Never in my life would I have imagined hearing the phrase “Are you ready to rock?” in a dinner theater, much less hearing it met by an audience squealing in rapturous delight.

Such is the magic of “Buddy: The Buddy Holly Story,” a bubbly, unabashedly fluffy musical theater retrospective charting the short life of the ’50s rocker behind such gems as “That’ll Be the Day,” and “Peggy Sue.”

The production at Mesa’s Broadway Palm Dinner Theatre is big on charm, rocks loud as a concert and features as its Holly a young man — Omaha, Neb., native Billy McGuigan, 30 — who, no small feat, will make you forget Gary Busey’s turn as Holly in the 1978 biopic from which the stage musical “Buddy” draws its inspiration.

McGuigan has Holly’s tics down to a T: The hiccup that punctuates Holly’s vocals; a singing tone that alternates between sweet, prankishly childlike and open-throated Elvis riff; a manner that suggests this was indeed a rock phenomenon who died at the age of 22.
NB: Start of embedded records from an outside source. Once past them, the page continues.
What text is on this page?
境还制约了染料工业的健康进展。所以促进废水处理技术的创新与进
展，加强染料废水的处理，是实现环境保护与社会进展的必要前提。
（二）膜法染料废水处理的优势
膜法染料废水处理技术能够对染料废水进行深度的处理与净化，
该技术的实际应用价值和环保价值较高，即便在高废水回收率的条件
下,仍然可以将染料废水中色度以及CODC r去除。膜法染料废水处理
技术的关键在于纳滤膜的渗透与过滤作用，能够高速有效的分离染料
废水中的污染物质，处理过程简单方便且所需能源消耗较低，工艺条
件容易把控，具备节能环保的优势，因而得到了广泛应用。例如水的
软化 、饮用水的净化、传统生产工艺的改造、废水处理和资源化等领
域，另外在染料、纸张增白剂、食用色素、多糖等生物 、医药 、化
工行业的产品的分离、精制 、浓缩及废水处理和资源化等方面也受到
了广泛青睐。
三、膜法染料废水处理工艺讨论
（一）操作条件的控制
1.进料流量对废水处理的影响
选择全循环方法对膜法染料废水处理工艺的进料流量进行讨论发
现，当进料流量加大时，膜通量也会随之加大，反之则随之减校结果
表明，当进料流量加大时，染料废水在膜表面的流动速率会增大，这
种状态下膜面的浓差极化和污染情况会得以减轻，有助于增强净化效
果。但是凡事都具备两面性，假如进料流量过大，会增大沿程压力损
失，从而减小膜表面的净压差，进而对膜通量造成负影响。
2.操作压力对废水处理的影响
McGuigan’s less adept at the guitar. The actor takes a mechanical, gawky approach to solos. But that don’t mean Bo Diddley in a show this darn fun.

The show offers up the obligatory life anecdotes — Holly going from a country crooner in Lubbock, Texas, to a bona fide rocker with a recording contract and major radio airplay — but plot is largely glossed over.

“Buddy’s” primary aim is to let Holly and his backing band, the Crickets, belt out tune after tune, a grand 25-song set list, culminating in Holly’s last concert in Clear Lake, Iowa. It’s a moment of history: Holly sharing a bill with the Big Bopper and Ritchie Valens before the trio boarded a small plane that would crash, killing them all.

The Bopper and Valens make appearances in “Buddy” and croon their hits to varying degrees of success: Valens (Justin Barnum) is just awful, and the cast’s rendition of “La Bamba” is the show’s low point. But the Bopper (Chuck Caruso) is a hoot.

Clocking in at just over two hours, “Buddy” does the impossible. It whips audiences into a frenzy, gets them up on their feet for an encore (dinner theater audiences never give standing ovations) and sends them out to their cars buzzing on a cloud of three-chord delight.

Serious theater, it sure as heck isn’t. But it’s enough to see a dinner theater crowd — full bellies, bad hips, sciatica, what have you — rockin’ like it’s 1959.